The paper "Similarities and Differences between the US GAAP and iGAAP Accounting Systems" is an outstanding example of an essay on finance and accounting. The global financial market is dominated by two accounting systems, namely, the United States Generally Accepted Accounting Principles (U. S. GAAP) and the International Generally Accepted Accounting Principles (iGAAP). As the names suggest, US GAAP comprises the guidelines, which are strictly followed by companies in the US, and foreign companies that are listed in US-based stock exchanges. On the other hand, iGAAP, which is presently referred to as IFRS (International Financial Reporting Standards), comprises standards or accounting principles that are followed by nations worldwide.
In the following section, the similarities and dissimilarities between US GAAP and iGAAP with respect to reporting of intangible assets have been discussed elaborately. Intangible assets are reported under different principles in different countries. For instance, it is reported under SFAS-142 in the US, ASBE-6 in China, AS-26 in India, FRS-10 in UK and IAS-38 as per IFRS. However, in this paper, only international GAAP and US GAAP will be compared in the context of the subject (Bonham, 2008; Barth, et al. , 2012).
Similarities and dissimilarities between iGAAP and US GAAP Definition Under iGAAP as well as US GAAP, an intangible asset is any identifiable asset that has no physical evidence and is non-monetary or non-financial in nature. Both the accounting system emphasizes that an intangible asset should comply with the definition of an asset and is controlled by an entity who is to enjoy future economic benefits of the same. However, the US GAAP and iGAAP agree that an intangible asset can be identified only if it can be classified, divided and sold, transferred, rented and licensed and arises from legal or contractual rights (Barth, et al. , 2012, Harris, et al. , 2013).
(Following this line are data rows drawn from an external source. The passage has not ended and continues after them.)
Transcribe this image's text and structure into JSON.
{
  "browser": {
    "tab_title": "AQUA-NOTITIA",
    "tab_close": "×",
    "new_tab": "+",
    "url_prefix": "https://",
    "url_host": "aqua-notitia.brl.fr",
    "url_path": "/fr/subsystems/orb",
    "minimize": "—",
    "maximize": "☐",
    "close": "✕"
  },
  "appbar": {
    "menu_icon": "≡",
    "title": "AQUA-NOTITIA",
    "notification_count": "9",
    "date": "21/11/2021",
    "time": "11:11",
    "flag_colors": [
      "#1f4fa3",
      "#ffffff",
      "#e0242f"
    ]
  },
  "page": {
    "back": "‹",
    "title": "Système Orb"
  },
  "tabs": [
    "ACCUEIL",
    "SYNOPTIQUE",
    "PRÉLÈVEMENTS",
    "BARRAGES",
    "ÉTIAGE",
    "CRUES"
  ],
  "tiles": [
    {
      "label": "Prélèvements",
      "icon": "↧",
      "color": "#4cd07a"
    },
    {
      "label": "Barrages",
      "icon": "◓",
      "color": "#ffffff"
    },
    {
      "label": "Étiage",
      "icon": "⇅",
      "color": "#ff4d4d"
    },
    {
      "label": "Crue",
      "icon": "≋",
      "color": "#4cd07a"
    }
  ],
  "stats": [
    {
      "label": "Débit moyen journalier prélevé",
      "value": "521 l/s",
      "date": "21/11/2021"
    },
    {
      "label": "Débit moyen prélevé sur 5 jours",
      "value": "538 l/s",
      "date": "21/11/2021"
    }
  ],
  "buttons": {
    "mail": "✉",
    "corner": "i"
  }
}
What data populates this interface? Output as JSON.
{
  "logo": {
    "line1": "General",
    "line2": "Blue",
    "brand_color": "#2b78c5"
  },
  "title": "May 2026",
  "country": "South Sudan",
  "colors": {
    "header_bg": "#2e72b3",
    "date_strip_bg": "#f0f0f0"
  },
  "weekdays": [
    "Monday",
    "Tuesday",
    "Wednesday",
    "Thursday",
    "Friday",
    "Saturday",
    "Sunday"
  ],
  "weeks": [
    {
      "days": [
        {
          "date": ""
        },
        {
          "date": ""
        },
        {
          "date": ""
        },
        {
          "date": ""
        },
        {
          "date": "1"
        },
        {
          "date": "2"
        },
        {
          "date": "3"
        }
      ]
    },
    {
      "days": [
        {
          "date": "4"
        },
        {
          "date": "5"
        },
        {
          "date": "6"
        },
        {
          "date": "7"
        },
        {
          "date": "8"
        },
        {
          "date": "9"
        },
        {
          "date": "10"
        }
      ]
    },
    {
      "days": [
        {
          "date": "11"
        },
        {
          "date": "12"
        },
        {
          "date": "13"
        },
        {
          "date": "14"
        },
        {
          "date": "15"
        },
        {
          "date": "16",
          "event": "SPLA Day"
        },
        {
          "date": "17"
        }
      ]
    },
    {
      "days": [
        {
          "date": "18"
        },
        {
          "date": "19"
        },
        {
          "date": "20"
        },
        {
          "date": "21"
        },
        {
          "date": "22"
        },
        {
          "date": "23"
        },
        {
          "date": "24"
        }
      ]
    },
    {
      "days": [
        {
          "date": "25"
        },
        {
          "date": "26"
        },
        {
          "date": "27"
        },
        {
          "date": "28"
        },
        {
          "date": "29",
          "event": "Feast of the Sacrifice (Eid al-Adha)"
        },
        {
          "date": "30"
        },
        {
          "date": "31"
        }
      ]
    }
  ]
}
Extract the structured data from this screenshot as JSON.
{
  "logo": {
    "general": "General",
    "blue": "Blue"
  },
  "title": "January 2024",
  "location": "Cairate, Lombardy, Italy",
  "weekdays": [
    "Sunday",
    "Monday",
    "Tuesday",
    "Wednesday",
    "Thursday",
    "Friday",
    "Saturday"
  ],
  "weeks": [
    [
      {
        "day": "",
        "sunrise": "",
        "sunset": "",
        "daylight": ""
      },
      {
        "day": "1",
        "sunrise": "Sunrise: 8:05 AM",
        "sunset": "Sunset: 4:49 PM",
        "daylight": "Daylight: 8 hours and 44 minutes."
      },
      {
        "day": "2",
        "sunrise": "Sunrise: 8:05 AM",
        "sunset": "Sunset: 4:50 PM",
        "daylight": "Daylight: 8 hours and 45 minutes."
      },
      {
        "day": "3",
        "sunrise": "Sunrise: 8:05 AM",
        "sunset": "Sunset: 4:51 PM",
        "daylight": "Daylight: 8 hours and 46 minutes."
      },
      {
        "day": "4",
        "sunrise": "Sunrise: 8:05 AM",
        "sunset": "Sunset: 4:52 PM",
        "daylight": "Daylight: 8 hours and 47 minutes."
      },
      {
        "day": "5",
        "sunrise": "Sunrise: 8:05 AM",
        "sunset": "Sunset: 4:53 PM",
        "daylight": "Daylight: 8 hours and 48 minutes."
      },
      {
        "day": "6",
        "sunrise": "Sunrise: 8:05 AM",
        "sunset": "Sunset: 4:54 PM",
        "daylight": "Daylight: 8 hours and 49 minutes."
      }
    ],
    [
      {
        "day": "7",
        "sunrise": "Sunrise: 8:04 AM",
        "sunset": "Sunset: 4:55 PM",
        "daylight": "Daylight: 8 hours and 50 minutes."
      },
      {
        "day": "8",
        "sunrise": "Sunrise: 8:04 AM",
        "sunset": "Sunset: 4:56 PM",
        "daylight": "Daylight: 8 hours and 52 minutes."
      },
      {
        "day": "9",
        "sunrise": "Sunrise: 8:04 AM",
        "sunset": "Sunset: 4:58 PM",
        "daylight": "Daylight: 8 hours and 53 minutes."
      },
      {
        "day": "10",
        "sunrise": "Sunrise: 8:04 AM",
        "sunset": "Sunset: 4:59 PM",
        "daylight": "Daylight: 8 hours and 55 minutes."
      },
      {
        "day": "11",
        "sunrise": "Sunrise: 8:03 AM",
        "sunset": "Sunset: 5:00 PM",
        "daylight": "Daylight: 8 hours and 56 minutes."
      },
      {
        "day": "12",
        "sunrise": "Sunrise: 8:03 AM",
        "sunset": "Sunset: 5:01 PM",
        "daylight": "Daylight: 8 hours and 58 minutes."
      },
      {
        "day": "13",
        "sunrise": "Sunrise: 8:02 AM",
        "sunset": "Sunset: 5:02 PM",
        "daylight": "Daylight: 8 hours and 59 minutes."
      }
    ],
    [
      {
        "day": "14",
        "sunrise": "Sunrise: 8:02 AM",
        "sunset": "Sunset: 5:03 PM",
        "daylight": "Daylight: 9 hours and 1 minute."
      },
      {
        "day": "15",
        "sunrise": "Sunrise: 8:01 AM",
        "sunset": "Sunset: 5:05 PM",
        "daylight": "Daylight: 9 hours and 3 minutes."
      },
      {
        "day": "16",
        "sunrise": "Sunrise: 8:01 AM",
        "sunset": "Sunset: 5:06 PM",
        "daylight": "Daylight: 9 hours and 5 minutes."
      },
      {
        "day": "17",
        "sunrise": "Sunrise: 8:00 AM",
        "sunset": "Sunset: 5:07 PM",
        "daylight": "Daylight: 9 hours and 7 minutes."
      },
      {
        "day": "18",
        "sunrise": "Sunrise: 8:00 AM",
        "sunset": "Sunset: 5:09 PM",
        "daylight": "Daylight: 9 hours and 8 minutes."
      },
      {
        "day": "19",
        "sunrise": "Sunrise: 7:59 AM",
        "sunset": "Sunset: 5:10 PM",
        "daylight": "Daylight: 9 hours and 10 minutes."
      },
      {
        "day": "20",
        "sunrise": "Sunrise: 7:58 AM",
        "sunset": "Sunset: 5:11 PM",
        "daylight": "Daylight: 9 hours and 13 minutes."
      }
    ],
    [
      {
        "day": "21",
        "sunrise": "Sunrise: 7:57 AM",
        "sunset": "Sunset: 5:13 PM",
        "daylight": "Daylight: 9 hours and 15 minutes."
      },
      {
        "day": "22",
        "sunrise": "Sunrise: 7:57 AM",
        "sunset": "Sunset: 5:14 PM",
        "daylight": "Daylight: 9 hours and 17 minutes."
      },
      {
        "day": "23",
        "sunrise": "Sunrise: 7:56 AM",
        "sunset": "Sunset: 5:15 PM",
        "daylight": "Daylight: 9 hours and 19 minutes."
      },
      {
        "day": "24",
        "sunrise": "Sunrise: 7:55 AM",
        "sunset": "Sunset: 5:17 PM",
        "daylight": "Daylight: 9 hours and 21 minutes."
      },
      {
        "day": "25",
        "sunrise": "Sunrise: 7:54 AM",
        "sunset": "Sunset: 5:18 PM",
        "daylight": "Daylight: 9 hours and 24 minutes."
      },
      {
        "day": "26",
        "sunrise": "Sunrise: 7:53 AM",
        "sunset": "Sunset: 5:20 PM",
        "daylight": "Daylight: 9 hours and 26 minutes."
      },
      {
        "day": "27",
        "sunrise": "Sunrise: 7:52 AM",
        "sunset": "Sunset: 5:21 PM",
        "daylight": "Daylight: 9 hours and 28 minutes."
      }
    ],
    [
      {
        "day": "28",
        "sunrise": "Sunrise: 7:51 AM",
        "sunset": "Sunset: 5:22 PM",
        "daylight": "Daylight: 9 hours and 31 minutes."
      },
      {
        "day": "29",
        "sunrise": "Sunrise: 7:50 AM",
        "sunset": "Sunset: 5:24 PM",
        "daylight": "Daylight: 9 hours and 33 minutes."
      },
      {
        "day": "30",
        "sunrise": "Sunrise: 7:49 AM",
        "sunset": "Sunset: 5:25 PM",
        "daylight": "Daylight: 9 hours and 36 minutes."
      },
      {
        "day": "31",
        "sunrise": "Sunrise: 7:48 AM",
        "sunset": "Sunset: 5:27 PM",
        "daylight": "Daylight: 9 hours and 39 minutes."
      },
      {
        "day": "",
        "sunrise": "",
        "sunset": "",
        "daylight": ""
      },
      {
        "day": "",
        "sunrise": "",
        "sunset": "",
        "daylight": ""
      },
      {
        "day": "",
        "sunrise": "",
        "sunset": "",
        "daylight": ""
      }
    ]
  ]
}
Measurement of acquired intangibles The principles under iGAAP and US GAAP suggest that the value of any separately acquired asset will be considered as equivalent to the fair value of the consideration that has been paid on the date of acquisition (KPMG, 2013; PWC, 2013; Harris, et al. , 2013). Measurement of internally generated intangibles Under iGAAP and US GAAP, the cost related to internally developed or maintained intangible assets are recognized as an asset.
Additionally, intangible assets that are subject to amortization are calculated at the amortized cost while rest are calculated at historical cost after deducting impairment from respective values. However, iGAAP revaluation of intangible assets is performed regularly based on active market price, which is not followed in US GAAP (KPMG, 2013; PWC, 2013). Amortization Most of the principles under iGAAP and US GAAP regarding amortization of intangible assets are same. However, the residual life of an asset with a limited life is considered zero unless a third party agrees to purchase the same while in US GAAP, any value other than zero is considered as the residual value for tangible assets.
Another point of differentiation is that under iGAAP the method of amortization is reviewed during every reporting period, which is not followed under US GAAP. Moreover, unlike iGAAP, the straight-line method is not implemented in US GAAP when a reliable pattern is not recognized (Ernst & Young, 2011; Deloitte, 2008; Heffes, 2008). Software development for sale There is no specific requirement for any software that has been developed for the purpose of sale under iGAAP and the cost incurred is accounted under internally generated intangible assets.
However, the US GAAP follows certain regulations in this regard. The cost that has been incurred for developing the software is considered as research and development cost unless technological feasibility is established. Once the same is determined, the cost is considered as software development cost (Ernst & Young, 2011; Deloitte, 2008). Internal use software Under iGAAP, no special requirement has been mentioned regarding the development of software for internal usage and the cost are considered under internally generated intangible assets unless purchased.
On the other hand, there are certain special requirements under US GAAP for software that has been developed for internal purpose. The specifications include a different classification of cost at different stages. The cost incurred in preliminary stage is considered as general cost while cost related to application development stage is classified under external direct costs, general administrative cost, payroll cost related to employees and interest incurred during development (KPMG, 2013; PWC, 2013).
Website development cost Cost related to website development for the purpose of promotion and advertisement is expensed as it is incurred. In the context of other websites, expenditures incurred during various stages of development are capitalized and detailed guidance regarding cost incurred within the development phase is provided. However, in US GAAP, detailed guidance is provided only related to cost that has been incurred in the application development phase and not otherwise (KPMG, 2013; PWC, 2013; Ernst & Young, 2011; Deloitte, 2008; A Fosbre, Kraft & P Fosbre, 2009).
Conclusion Presently, a number of discussions and debates are being held worldwide regarding benefits and drawbacks of US GAAP and need of convergence of the same with IFRS. IFRS is a modified adaptation of iGAAP so that only one accounting standard is followed at the international level. US GAAP and IFRS have a number of similarities as well as dissimilarities with respect to various components of financial statements. In this paper, the similarities and differences have been discussed in the context of intangible assets where major dissimilarity was observed in the context of website development cost, amortization, and internal-use software.